Petitioners have provided extracurricular dancing lessons, take the child to Sunday school and have established a savings account in a bank for her. They reside in a two bedroom house and the child has her own room. Petitioners have adequate insurance. Petitioner Robert is steadily employed and Flora earns about $150 a year selling cosmetics at times when she is able to leave the home—presumably when the child is in school. They have purchased their home, paying for it in monthly installments.

We are mindful of the rule that the granting or denial of a petition for adoption rests within the sound discretion of the court and that an appellate court is without power to reverse such an order unless the evidence shows that discretion has been abused.' The best interests of the child are to be considered. The whereabouts of her father is unknown. Her mother has twice signed her consent to her adoption by petitioners, the last consent having been given with the knowledge that the Department of Social Welfare intended to recommend the denial of the petition. At the same time she wrote a letter to petitioners hoping that the papers came and that “everything turned out all right. ” No person other than department agents has opposed the. granting of the petition.

The cases cited by respondents are not applicable. In such cases either there was active opposition to the adoption by one of the parents of the child or by some other blood relative, or there were contests between relatives as to who should be permitted to adopt the child or be given letters of guardianship. (See Matter of Bewley, 167 Cal. 8 [138 P. 689]; Matter *460of Fahlman, 84 Cal.App. 248 [257 P. 893]; In re Hickson, 40 Cal.App.2d 89 [104 P.2d 411]; Adoption of Martin, 76 Cal.App.2d 133 [172 P.2d 552].)

The opposition of the Department of Social Welfare, as has been stated, is based entirely upon the “doubt” expressed by agents of the department as to petitioner Flora’s stability by reason of acts that occurred more than 12 years ago. Her stability since her marriage to her present husband in 1940 is admitted and is shown by unquestioned and uncontradicted evidence. The department concedes that since her birth the child has had excellent care in favorable surroundings. “We have uncovered nothing in the last ten years” that would not be for the best interests of the child. Nevertheless the department counts all such facts as naught and rests its opposition on occurrences in petitioner Flora’s earlier years beginning with her first marriage contracted when she was a child of only 16 years. Many persons who have committed indiscretions in early life have reformed and even criminals have been rehabilitated and have become useful and honored citizens. For 11 years petitioner Flora has been a good wife and has made a good home for her husband. She has been a good mother during the entire life of the child. “He that is without sin among you, let him cast a stone at her. ” We find nothing whatsoever in the record that redounds against the granting of the petition.

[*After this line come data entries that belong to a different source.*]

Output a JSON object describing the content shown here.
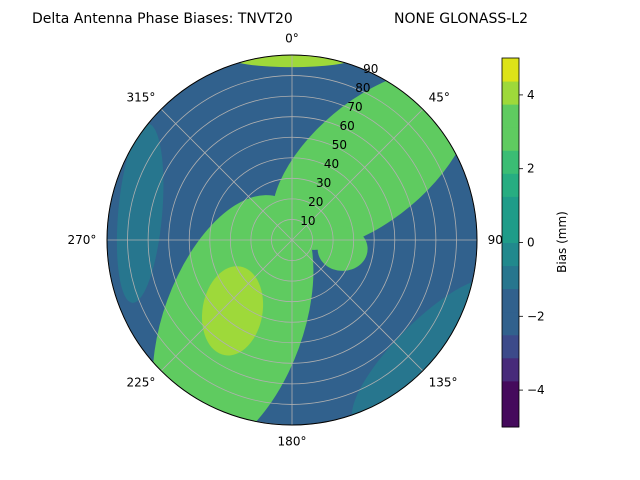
{
  "chart_data": {
    "type": "heatmap",
    "projection": "polar",
    "title_left": "Delta Antenna Phase Biases: TNVT20",
    "title_right": "NONE GLONASS-L2",
    "azimuth_ticks": [
      "0°",
      "45°",
      "90°",
      "135°",
      "180°",
      "225°",
      "270°",
      "315°"
    ],
    "radial_ticks": [
      "10",
      "20",
      "30",
      "40",
      "50",
      "60",
      "70",
      "80",
      "90"
    ],
    "radial_range": [
      0,
      90
    ],
    "grid": true,
    "colorbar": {
      "label": "Bias (mm)",
      "range": [
        -5,
        5
      ],
      "ticks": [
        "4",
        "2",
        "0",
        "−2",
        "−4"
      ],
      "levels": [
        -5,
        -4.375,
        -3.75,
        -3.125,
        -2.5,
        -1.875,
        -1.25,
        -0.625,
        0,
        0.625,
        1.25,
        1.875,
        2.5,
        3.125,
        3.75,
        4.375,
        5
      ],
      "colors": [
        "#450a5c",
        "#472b7a",
        "#3c4a8a",
        "#31618d",
        "#27768e",
        "#21898d",
        "#1f9c89",
        "#27ad81",
        "#3bbd74",
        "#5fcb60",
        "#9ed93a",
        "#dde318"
      ]
    },
    "regions": [
      {
        "name": "background",
        "bias": -0.6
      },
      {
        "name": "upper-right-band",
        "az": 45,
        "zen": 55,
        "bias": 1.0
      },
      {
        "name": "top-rim",
        "az": 0,
        "zen": 88,
        "bias": 1.6
      },
      {
        "name": "lower-left-band",
        "az": 215,
        "zen": 50,
        "bias": 0.9
      },
      {
        "name": "lower-left-hotspot",
        "az": 220,
        "zen": 45,
        "bias": 1.6
      },
      {
        "name": "left-low-patch",
        "az": 280,
        "zen": 75,
        "bias": -2.2
      },
      {
        "name": "lower-right-low",
        "az": 130,
        "zen": 85,
        "bias": -2.4
      },
      {
        "name": "near-zenith-right",
        "az": 100,
        "zen": 25,
        "bias": 0.9
      }
    ]
  }
}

In view of the overwhelming and uncontradicted evidence that throughout her life the child has had from petitioners the same parental care and devotion as if she were their natural offspring and that they are- fit and proper persons into whose custody she should be placed for her own best interests, a gross injustice would result to the minor, whose interests are paramount, and to the petitioners as well if the adoption should be refused. In consideration of the entire record and of the facts and circumstances shown- thereby we are constrained to hold that the denial of the petition was an abuse of discretion and should therefore be reversed.

The order appealed from is reversed with directions to grant the petition for adoption.

Moore, P. J., and MeComb, J., concurred.

The opinion was modified to read as above printed and a petition for a rehearing was denied December 4, 1951. Respondent’s petition for a hearing by the Supreme Court was denied January 8, 1952. Edmonds, J., and Spence, J., voted for a hearing.